Low-income households in London are being charged a “poverty premium” of over £600 a year just to access the same goods and services as their wealthier neighbours, because apparently being poor is expensive.

The study by Fair by Design, funded by Trust for London, found that families in Peckham pay an average of £493 more annually for identical items, with the figure rising above £600 in the worst-hit areas. The main culprit? Food shopping. Thirty-nine percent of poor families are stuck with pricey local convenience stores instead of big supermarkets, because nothing says “affordable city” like paying extra for bread and milk.

Energy and insurance also pile on the pain: prepayment meter users cough up £129 more a year than those on direct debit, and drivers in deprived postcodes pay an average of £153 extra for motor insurance.

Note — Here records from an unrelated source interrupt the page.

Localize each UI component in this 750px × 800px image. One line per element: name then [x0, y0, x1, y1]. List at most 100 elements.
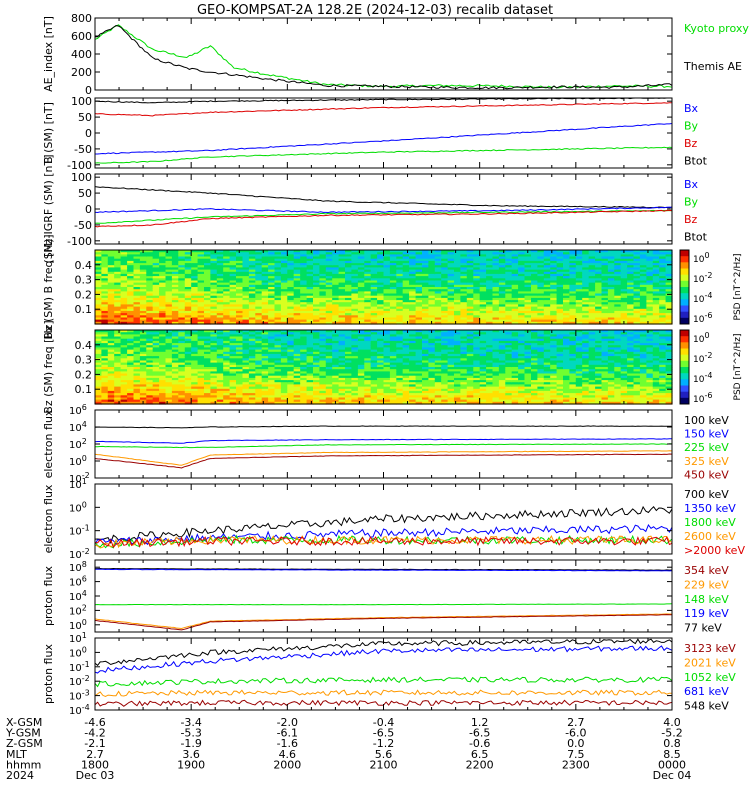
heatmap-cell [191, 377, 199, 381]
heatmap-cell [338, 260, 346, 264]
heatmap-cell [127, 319, 135, 323]
heatmap-cell [306, 289, 314, 292]
heatmap-cell [293, 332, 301, 335]
heatmap-cell [210, 377, 218, 381]
panel-frame [94, 17, 673, 91]
heatmap-cell [204, 371, 211, 375]
heatmap-cell [191, 343, 199, 346]
heatmap-cell [614, 321, 622, 325]
heatmap-cell [569, 280, 577, 284]
heatmap-cell [364, 287, 372, 290]
heatmap-cell [357, 276, 365, 279]
heatmap-cell [422, 302, 429, 305]
heatmap-cell [171, 304, 179, 308]
heatmap-cell [152, 382, 160, 385]
heatmap-cell [460, 284, 468, 288]
heatmap-cell [479, 278, 487, 282]
heatmap-cell [242, 256, 250, 260]
heatmap-cell [287, 375, 295, 379]
heatmap-cell [633, 252, 641, 255]
heatmap-cell [223, 393, 231, 396]
heatmap-cell [415, 308, 423, 312]
heatmap-cell [287, 336, 295, 340]
heatmap-cell [370, 263, 378, 266]
heatmap-cell [191, 349, 199, 353]
heatmap-cell [268, 302, 276, 305]
heatmap-cell [127, 371, 135, 375]
heatmap-cell [364, 308, 372, 312]
heatmap-cell [588, 280, 596, 284]
heatmap-cell [306, 280, 314, 284]
heatmap-cell [300, 395, 308, 399]
heatmap-cell [236, 356, 243, 359]
heatmap-cell [345, 338, 352, 342]
heatmap-cell [639, 260, 647, 264]
heatmap-cell [236, 334, 243, 338]
heatmap-cell [139, 369, 147, 372]
heatmap-cell [114, 375, 122, 379]
heatmap-cell [370, 356, 378, 359]
heatmap-cell [447, 321, 455, 325]
y-tick-label: 0.4 [75, 259, 93, 272]
heatmap-cell [595, 313, 603, 316]
heatmap-cell [498, 256, 506, 260]
heatmap-cell [582, 271, 590, 275]
heatmap-cell [345, 340, 352, 344]
heatmap-cell [242, 265, 250, 268]
heatmap-cell [236, 315, 243, 319]
heatmap-cell [627, 258, 635, 262]
heatmap-cell [588, 289, 596, 292]
heatmap-cell [139, 304, 147, 308]
heatmap-cell [409, 321, 417, 325]
heatmap-cell [274, 330, 282, 333]
heatmap-cell [159, 367, 167, 370]
heatmap-cell [377, 250, 385, 253]
heatmap-cell [261, 375, 269, 379]
heatmap-cell [274, 338, 282, 342]
heatmap-cell [511, 284, 519, 288]
heatmap-cell [325, 308, 333, 312]
heatmap-cell [601, 250, 609, 253]
heatmap-cell [306, 349, 314, 353]
heatmap-cell [531, 308, 538, 312]
heatmap-cell [325, 267, 333, 271]
heatmap-cell [191, 321, 199, 325]
heatmap-cell [197, 330, 205, 333]
heatmap-cell [479, 293, 487, 297]
heatmap-cell [518, 256, 526, 260]
heatmap-cell [434, 250, 442, 253]
heatmap-cell [319, 371, 327, 375]
heatmap-cell [178, 395, 186, 399]
heatmap-cell [325, 250, 333, 253]
heatmap-cell [319, 356, 327, 359]
heatmap-cell [107, 382, 115, 385]
heatmap-cell [511, 287, 519, 290]
heatmap-cell [101, 306, 109, 310]
heatmap-cell [242, 293, 250, 297]
heatmap-cell [595, 258, 603, 262]
heatmap-cell [120, 343, 128, 346]
heatmap-cell [165, 395, 173, 399]
heatmap-cell [389, 269, 397, 273]
heatmap-cell [210, 302, 218, 305]
heatmap-cell [543, 267, 551, 271]
heatmap-cell [588, 250, 596, 253]
heatmap-cell [428, 278, 436, 282]
heatmap-cell [184, 349, 192, 353]
heatmap-cell [550, 252, 558, 255]
heatmap-cell [191, 284, 199, 288]
heatmap-cell [531, 250, 538, 253]
heatmap-cell [409, 297, 417, 301]
heatmap-cell [293, 304, 301, 308]
heatmap-cell [223, 293, 231, 297]
heatmap-cell [345, 315, 352, 319]
heatmap-cell [95, 351, 102, 355]
heatmap-cell [460, 293, 468, 297]
heatmap-cell [178, 315, 186, 319]
heatmap-cell [396, 313, 404, 316]
heatmap-cell [95, 380, 102, 383]
heatmap-cell [171, 289, 179, 292]
heatmap-cell [466, 265, 474, 268]
heatmap-cell [575, 297, 583, 301]
heatmap-cell [665, 295, 673, 299]
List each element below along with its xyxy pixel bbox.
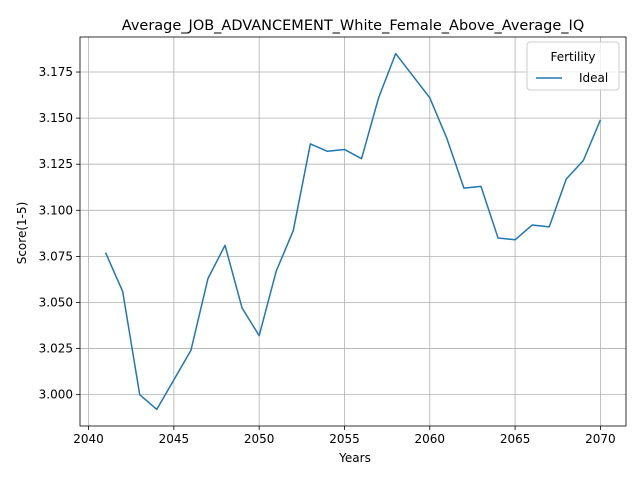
y-tick-label: 3.175 bbox=[39, 65, 73, 79]
y-tick-label: 3.025 bbox=[39, 342, 73, 356]
grid bbox=[80, 37, 626, 426]
x-tick-label: 2040 bbox=[73, 432, 104, 446]
x-tick-label: 2050 bbox=[244, 432, 275, 446]
x-tick-label: 2055 bbox=[329, 432, 360, 446]
series-layer bbox=[104, 52, 602, 411]
y-axis-label: Score(1-5) bbox=[15, 202, 29, 265]
x-axis: 2040 2045 2050 2055 2060 2065 2070 bbox=[73, 426, 616, 446]
y-tick-label: 3.075 bbox=[39, 249, 73, 263]
y-tick-label: 3.000 bbox=[39, 388, 73, 402]
y-tick-label: 3.100 bbox=[39, 203, 73, 217]
x-tick-label: 2070 bbox=[585, 432, 616, 446]
x-axis-label: Years bbox=[338, 451, 371, 465]
legend-title: Fertility bbox=[550, 50, 595, 64]
y-tick-label: 3.050 bbox=[39, 295, 73, 309]
plot-frame bbox=[79, 36, 627, 427]
series-line-ideal bbox=[104, 52, 602, 411]
legend-label-ideal: Ideal bbox=[579, 71, 608, 85]
chart-title: Average_JOB_ADVANCEMENT_White_Female_Abo… bbox=[122, 18, 585, 34]
x-tick-label: 2065 bbox=[500, 432, 531, 446]
y-tick-label: 3.150 bbox=[39, 111, 73, 125]
y-tick-label: 3.125 bbox=[39, 157, 73, 171]
x-tick-label: 2045 bbox=[159, 432, 190, 446]
x-tick-label: 2060 bbox=[415, 432, 446, 446]
legend: Fertility Ideal bbox=[526, 41, 620, 91]
y-axis: 3.000 3.025 3.050 3.075 3.100 3.125 3.150 3.175 bbox=[39, 65, 80, 402]
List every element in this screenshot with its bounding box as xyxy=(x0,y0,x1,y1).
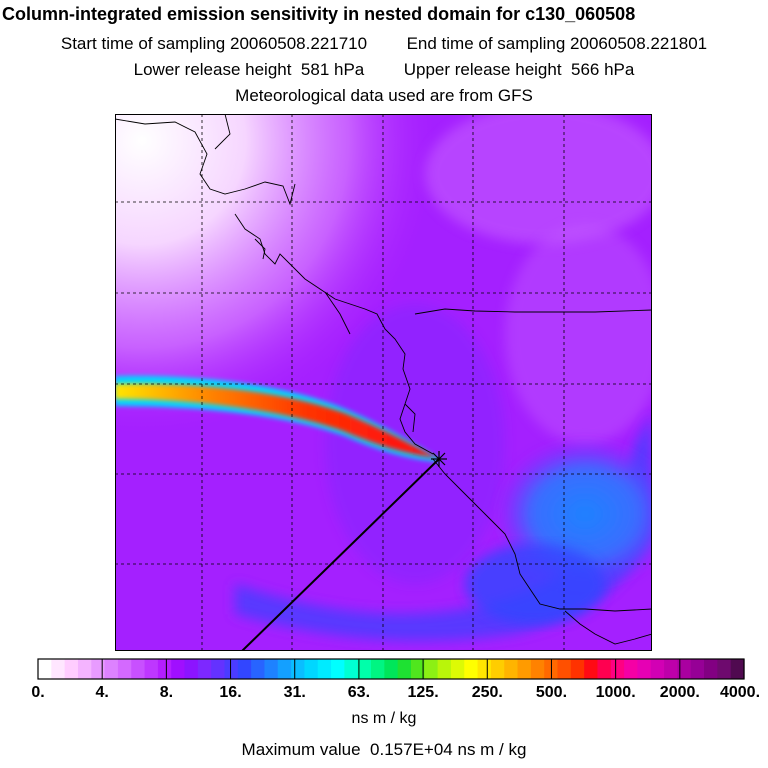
colorbar-cell xyxy=(224,659,239,679)
colorbar-cell xyxy=(690,659,705,679)
max-value-label: Maximum value xyxy=(241,740,361,759)
map-frame xyxy=(115,114,652,651)
colorbar-cell xyxy=(38,659,52,679)
colorbar-cell xyxy=(331,659,345,679)
colorbar-cell xyxy=(51,659,66,679)
colorbar-cell xyxy=(357,659,372,679)
sensitivity-map xyxy=(115,114,652,651)
colorbar-tick-label: 8. xyxy=(159,684,174,701)
colorbar-cell xyxy=(650,659,665,679)
colorbar-cell xyxy=(264,659,279,679)
colorbar-cell xyxy=(517,659,532,679)
colorbar-cell xyxy=(704,659,718,679)
met-data-note: Meteorological data used are from GFS xyxy=(235,86,533,105)
colorbar-cell xyxy=(211,659,226,679)
colorbar-cell xyxy=(197,659,212,679)
colorbar-cell xyxy=(584,659,599,679)
colorbar-cell xyxy=(450,659,465,679)
colorbar-tick-label: 1000. xyxy=(595,684,636,701)
colorbar-tick-label: 4000. xyxy=(719,684,761,701)
colorbar-cell xyxy=(117,659,132,679)
colorbar-cell xyxy=(144,659,159,679)
light-patch-east xyxy=(505,224,652,444)
sampling-times: Start time of sampling 20060508.221710 E… xyxy=(0,34,768,54)
plume-inner xyxy=(115,383,437,458)
colorbar-cell xyxy=(91,659,106,679)
coastlines xyxy=(115,114,652,645)
colorbar-cell xyxy=(171,659,186,679)
light-patch-north xyxy=(425,114,652,244)
colorbar-frame xyxy=(37,658,745,680)
colorbar-tick-label: 500. xyxy=(535,684,568,701)
colorbar-tick-label: 63. xyxy=(347,684,371,701)
blue-blob-southeast xyxy=(465,544,605,624)
max-value-number: 0.157E+04 xyxy=(370,740,453,759)
colorbar-cell xyxy=(291,659,306,679)
colorbar-cell xyxy=(371,659,385,679)
colorbar-cell xyxy=(317,659,332,679)
colorbar-cell xyxy=(410,659,425,679)
colorbar-tick-label: 250. xyxy=(471,684,503,701)
colorbar-cell xyxy=(384,659,399,679)
end-time-label: End time of sampling xyxy=(406,34,566,53)
colorbar-cell xyxy=(597,659,612,679)
colorbar-cell xyxy=(157,659,172,679)
lower-height-value: 581 hPa xyxy=(300,60,365,79)
end-time-value: 20060508.221801 xyxy=(570,34,708,53)
colorbar-cell xyxy=(277,659,292,679)
colorbar-cell xyxy=(717,659,732,679)
colorbar-cell xyxy=(77,659,92,679)
colorbar-cell xyxy=(131,659,146,679)
colorbar-cell xyxy=(557,659,572,679)
colorbar-cell xyxy=(570,659,585,679)
colorbar-cell xyxy=(637,659,652,679)
colorbar-cell xyxy=(477,659,492,679)
release-point-marker xyxy=(431,451,447,467)
colorbar-tick-label: 16. xyxy=(219,684,242,701)
colorbar-tick-label: 125. xyxy=(407,684,439,701)
colorbar-cell xyxy=(251,659,266,679)
colorbar xyxy=(37,658,745,680)
release-heights: Lower release height 581 hPa Upper relea… xyxy=(0,60,768,80)
lower-height-label: Lower release height xyxy=(133,60,292,79)
colorbar-cell xyxy=(464,659,479,679)
colorbar-ticks xyxy=(101,659,681,679)
colorbar-cell xyxy=(624,659,639,679)
colorbar-cell xyxy=(344,659,359,679)
colorbar-cell xyxy=(437,659,452,679)
colorbar-cell xyxy=(504,659,519,679)
colorbar-cell xyxy=(237,659,252,679)
colorbar-tick-label: 0. xyxy=(31,684,45,701)
colorbar-tick-label: 2000. xyxy=(659,684,700,701)
start-time-label: Start time of sampling xyxy=(60,34,226,53)
flight-track xyxy=(241,458,440,651)
colorbar-cell xyxy=(304,659,319,679)
colorbar-cell xyxy=(490,659,505,679)
colorbar-tick-label: 4. xyxy=(95,684,109,701)
colorbar-cells xyxy=(38,659,745,679)
colorbar-cell xyxy=(664,659,678,679)
colorbar-cell xyxy=(184,659,199,679)
colorbar-cell xyxy=(530,659,545,679)
max-value-units: ns m / kg xyxy=(457,740,527,759)
colorbar-cell xyxy=(104,659,119,679)
plot-title: Column-integrated emission sensitivity i… xyxy=(2,4,636,24)
colorbar-cell xyxy=(397,659,412,679)
colorbar-cell xyxy=(610,659,625,679)
colorbar-cell xyxy=(677,659,692,679)
upper-height-label: Upper release height xyxy=(403,60,562,79)
maximum-value: Maximum value 0.157E+04 ns m / kg xyxy=(0,740,768,760)
upper-height-value: 566 hPa xyxy=(571,60,635,79)
colorbar-units: ns m / kg xyxy=(351,710,417,727)
colorbar-cell xyxy=(730,659,745,679)
start-time-value: 20060508.221710 xyxy=(230,34,368,53)
colorbar-cell xyxy=(424,659,439,679)
colorbar-cell xyxy=(64,659,79,679)
colorbar-tick-label: 31. xyxy=(283,684,306,701)
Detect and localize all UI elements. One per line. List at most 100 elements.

Because why should the poor catch a break?

Manny Hothi, chief executive of Trust for London, called for regulators to consider how their markets screw over the poor. “End the unfairness of people having to pay more because they pay monthly or don't sign up to direct debit,” he said, presumably while sighing deeply.

At a free cafe in Peckham run by charity Pecan, visitor Josiah Lahai summed it up: “I go to the supermarket and there are certain things I want but I can't buy them.” Meanwhile, Doreen Davies from Pecan said soaring rents are forcing families to flee their networks and move “as far as up north,” which is apparently the London equivalent of being exiled to Siberia.

Labour MP Miatta Fahnbulleh pointed to a £150 energy bill reduction and a £39bn investment in social housing, while Conservative MP Julia Lopez blamed Mayor Sadiq Khan for an 84% drop in housing starts and noted that public finances are in an “unsustainable position.” Because nothing says “helping the poor” like partisan bickering.

The government spokesperson, in a classic move, cited a £1bn crisis and resilience fund (with nearly £150m for London) and claimed that household incomes have risen 5% in real terms and food bank usage is down. They also highlighted removing the two-child benefits limit, which affects about 240,000 children in 65,000 London households, and lifting the minimum wage. Progress, they insist, is happening - even if it doesn't feel like it at the checkout counter.